Built to withstand Cat 5 winds

Brunswick’s two reactors, located near the town of Southport, were built to withstand Category 5 winds exceeding 156 miles (251 kilometers) per hour, according to Karen Williams, a Duke spokeswoman. They sit 20 feet above sea level and four miles inland, she said, suggesting they’re resistant to even the 13-foot ocean surge forecast for Florence.

The plan, she said, is to shut the 1,870-megawatt plant two hours before tropical storm-force winds reach the facility, which could happen as early as Thursday morning, according to the National Hurricane Center. Meanwhile, the company is providing extra personnel to monitor the plant.
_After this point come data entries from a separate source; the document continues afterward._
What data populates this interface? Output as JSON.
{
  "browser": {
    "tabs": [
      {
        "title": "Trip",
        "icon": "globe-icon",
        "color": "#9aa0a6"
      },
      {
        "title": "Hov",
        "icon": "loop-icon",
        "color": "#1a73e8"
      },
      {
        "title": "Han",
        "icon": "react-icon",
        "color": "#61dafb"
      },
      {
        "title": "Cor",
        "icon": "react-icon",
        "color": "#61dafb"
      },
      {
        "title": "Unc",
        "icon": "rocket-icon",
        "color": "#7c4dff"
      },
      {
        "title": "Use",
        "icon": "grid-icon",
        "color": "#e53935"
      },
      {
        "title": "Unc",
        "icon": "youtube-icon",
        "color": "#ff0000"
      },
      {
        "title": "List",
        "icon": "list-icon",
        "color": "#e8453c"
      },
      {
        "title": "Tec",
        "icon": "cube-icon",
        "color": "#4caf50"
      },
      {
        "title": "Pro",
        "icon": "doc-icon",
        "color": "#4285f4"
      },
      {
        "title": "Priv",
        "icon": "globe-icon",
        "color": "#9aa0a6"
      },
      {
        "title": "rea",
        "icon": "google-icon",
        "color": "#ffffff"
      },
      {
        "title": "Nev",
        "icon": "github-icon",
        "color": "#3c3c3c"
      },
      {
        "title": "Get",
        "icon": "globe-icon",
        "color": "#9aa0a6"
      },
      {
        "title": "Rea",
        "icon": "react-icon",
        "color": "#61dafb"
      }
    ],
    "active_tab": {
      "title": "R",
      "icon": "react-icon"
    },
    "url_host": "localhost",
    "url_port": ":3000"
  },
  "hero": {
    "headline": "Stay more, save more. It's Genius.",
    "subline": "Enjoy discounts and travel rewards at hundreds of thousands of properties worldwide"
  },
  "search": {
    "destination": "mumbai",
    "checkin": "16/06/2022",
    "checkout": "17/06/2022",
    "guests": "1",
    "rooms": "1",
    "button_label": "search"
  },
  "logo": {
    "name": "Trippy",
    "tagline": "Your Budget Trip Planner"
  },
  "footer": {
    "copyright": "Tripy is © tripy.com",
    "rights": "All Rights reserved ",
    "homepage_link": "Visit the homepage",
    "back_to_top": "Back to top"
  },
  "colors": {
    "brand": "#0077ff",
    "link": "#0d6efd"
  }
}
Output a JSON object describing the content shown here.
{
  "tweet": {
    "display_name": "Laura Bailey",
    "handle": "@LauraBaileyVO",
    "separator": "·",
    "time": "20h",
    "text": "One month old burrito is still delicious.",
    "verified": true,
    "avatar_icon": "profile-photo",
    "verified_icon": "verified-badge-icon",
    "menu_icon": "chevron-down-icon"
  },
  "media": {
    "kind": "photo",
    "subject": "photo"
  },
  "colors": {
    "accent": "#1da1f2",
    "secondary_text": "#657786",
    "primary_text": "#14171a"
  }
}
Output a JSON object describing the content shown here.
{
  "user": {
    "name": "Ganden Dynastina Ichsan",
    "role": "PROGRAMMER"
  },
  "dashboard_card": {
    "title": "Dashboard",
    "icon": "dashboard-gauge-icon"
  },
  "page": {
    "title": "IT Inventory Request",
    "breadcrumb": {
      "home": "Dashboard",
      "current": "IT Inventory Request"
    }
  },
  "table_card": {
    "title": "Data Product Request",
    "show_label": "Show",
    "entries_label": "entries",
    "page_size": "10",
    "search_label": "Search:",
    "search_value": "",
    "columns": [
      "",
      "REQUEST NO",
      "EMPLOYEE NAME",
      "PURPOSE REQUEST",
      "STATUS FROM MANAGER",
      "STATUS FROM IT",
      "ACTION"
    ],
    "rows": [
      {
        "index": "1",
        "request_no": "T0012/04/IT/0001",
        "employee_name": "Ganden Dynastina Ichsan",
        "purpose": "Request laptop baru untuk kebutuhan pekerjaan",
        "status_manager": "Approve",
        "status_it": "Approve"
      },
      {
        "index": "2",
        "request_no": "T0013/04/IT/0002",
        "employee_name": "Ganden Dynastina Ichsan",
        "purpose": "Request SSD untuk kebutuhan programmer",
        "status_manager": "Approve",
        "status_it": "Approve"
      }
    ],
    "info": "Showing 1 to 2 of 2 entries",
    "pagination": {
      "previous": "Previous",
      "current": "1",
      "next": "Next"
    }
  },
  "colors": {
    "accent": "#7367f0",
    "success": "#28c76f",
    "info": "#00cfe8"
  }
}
9 nuclear facilities within Florence’s project path

Overall, there are at least nine nuclear facilities within Florence’s projected impact area. “Brunswick is closest to the eye, but every reactor exposed to hurricane-force winds will be shut down,” said Joey Ledford, a spokesman for the U.S. Nuclear Regulatory Commission. “We’ve got inspectors at every plant.”

Still, the boiling water reactors used at Brunswick are similar to ones that melted down at the Fukushima nuclear plant in Japan in 2011, according to Edwin Lyman, a nuclear expert with the Union of Concerned Scientists. They have “a particular vulnerability to flooding,” he said.

Flood risk

Federal regulators added measures to prevent a similar accident in the U.S., including re-evaluating flood risk. But if Florence “truly is significantly greater than anything experienced at these plants, it may exceed even their re-evaluated hazard,” Lyman said.

“We don’t expect any impact from the storm surge,” Duke’s Williams said by phone. “We’ve been through many hurricanes since operations began in 1975.”